値が非nilなら命名される関数はコマンドとして無効になる。コマンドの無効化を参照のこと。

face-documentation

値には命名されるフェイスのドキュメント文字列が格納される。これはdeffaceにより自動的にセットされる。フェイスの定義を参照のこと。

history-length

値が非nilなら、命名されるヒストリーリスト変数のミニバッファーヒストリーの最大長を指定する。ミニバッファーのヒストリーを参照のこと。

interactive-form

この値は命名される関数のインタラクティブ形式である。通常はこれを直接セットするべきではない。かわりにスペシャルフォームinteractiveを使用すること。インタラクティブな呼び出しを参照されたい。

menu-enable

この値は命名されるメニューアイテムが、メニュー内で有効であるべきか否かを決定するための式である。単純なメニューアイテムを参照のこと。

mode-class

値がspecialなら命名されるメジャーモードはspecial(特別)である。メジャーモードの慣習を参照のこと。

permanent-local

値が非nilなら命名される変数はバッファーローカル変数となり、メジャーモードの変更によって変数の値はリセットされない。バッファーローカルなバインディングの作成と削除を参照のこと。

permanent-local-hook

値が非nilなら、命名される関数はメジャーモード変更時にフック変数のローカル値から削除されない。フックのセットを参照のこと。

pure

値が非nilの場合には、名づけられた関数は純粋(pure)だとみなされる。定数の引数で呼び出された場合には、コンパイル時に評価することができる。これは実行時のエラーをコンパイル時へとシフトする。純粋ストレージ(pure storage)と混同しないこと(純粋ストレージを参照)。

risky-local-variable

値が非nilなら、命名される変数はファイルローカル変数としては危険だとみなされる。

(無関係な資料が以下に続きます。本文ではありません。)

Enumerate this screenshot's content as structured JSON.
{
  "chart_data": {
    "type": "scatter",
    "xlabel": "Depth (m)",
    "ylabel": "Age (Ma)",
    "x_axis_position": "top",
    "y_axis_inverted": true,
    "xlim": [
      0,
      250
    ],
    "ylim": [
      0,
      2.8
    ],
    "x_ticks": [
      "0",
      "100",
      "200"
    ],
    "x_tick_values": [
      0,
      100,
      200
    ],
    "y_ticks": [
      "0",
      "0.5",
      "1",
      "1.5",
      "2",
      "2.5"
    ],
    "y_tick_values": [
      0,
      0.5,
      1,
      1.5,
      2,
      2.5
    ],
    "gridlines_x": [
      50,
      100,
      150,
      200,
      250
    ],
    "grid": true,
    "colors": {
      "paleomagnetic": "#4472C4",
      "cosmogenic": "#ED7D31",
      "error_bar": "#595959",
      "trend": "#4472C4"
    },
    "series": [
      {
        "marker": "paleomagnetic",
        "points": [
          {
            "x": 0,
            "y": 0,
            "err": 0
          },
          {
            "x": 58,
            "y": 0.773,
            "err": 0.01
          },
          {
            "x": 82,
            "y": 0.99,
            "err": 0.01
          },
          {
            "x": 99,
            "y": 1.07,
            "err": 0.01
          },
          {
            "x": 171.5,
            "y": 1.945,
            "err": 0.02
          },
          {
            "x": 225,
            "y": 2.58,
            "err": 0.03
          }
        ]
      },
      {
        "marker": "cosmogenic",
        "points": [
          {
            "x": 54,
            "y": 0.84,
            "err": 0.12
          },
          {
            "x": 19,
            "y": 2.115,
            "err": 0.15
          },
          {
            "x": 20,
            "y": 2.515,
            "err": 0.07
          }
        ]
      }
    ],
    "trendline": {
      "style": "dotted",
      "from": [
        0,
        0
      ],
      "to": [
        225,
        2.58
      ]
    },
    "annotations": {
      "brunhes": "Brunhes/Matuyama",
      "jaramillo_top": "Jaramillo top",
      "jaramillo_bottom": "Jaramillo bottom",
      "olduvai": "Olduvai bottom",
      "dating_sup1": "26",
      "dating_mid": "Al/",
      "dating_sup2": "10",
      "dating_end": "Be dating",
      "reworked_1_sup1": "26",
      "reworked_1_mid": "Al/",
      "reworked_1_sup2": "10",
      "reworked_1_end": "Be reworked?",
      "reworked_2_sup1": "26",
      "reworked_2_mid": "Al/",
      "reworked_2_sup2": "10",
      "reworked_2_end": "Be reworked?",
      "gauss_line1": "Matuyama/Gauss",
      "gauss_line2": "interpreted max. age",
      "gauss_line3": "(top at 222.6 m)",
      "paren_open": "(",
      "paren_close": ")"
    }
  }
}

ファイルローカル変数を参照のこと。

safe-function

値が非nilなら、命名される関数は評価において一般的に安全だとみなされます。安全に関数を呼び出せるかどうかの判断を参照のこと。

safe-local-eval-function

値が非nilなら、命名される関数はファイルローカルの評価フォーム内で安全に呼び出すことができる。ファイルローカル変数を参照のこと。

safe-local-variable

この値は命名される変数にたいして、ファイルローカル値が安全かを判断する関数を指定する。ファイルローカル変数を参照のこと。この値はファイルのロード時に参照されるので、指定する関数は効率的かつ安全性判断のために理想的にはライブラリーを何もロードしない(autoload関数にしない)ようにする必要がある。

side-effect-free

nil値は命名される関数が副作用(関数とは?を参照)をもたないことを示すので、バイトコンパイラーは値が使用されない呼び出しを無視する。このプロパティの値がerror-freeなら、バイトコンパイラーはそのような呼び出しの削除すら行うかもしれない。バイトコンパイラーの最適化に加えて、このプロパティは関数の安全性を判断するためにも使用される(安全に関数を呼び出せるかどうかの判断を参照)。

important-return-value

nil値は命名される関数のリターン値を呼び出し側のコードが使用しないことに関して、バイトコンパイラーが警告を出すようにする。これはリターン値が使用されないのはおそらく間違いだとだと考えられるような関数にたいして役に立つ。

undo-inhibit-region

nilの場合には、命名される関数の直後にundoが呼び出されると、undo操作をアクティブなリージョンに限定することを抑止する。アンドゥを参照のこと。

variable-documentation

nilなら、それは命名される変数のドキュメント文字列を指定する。ドキュメント文字列はdefvarと関連する関数により自動的にセットされる。フェイスの定義を参照のこと。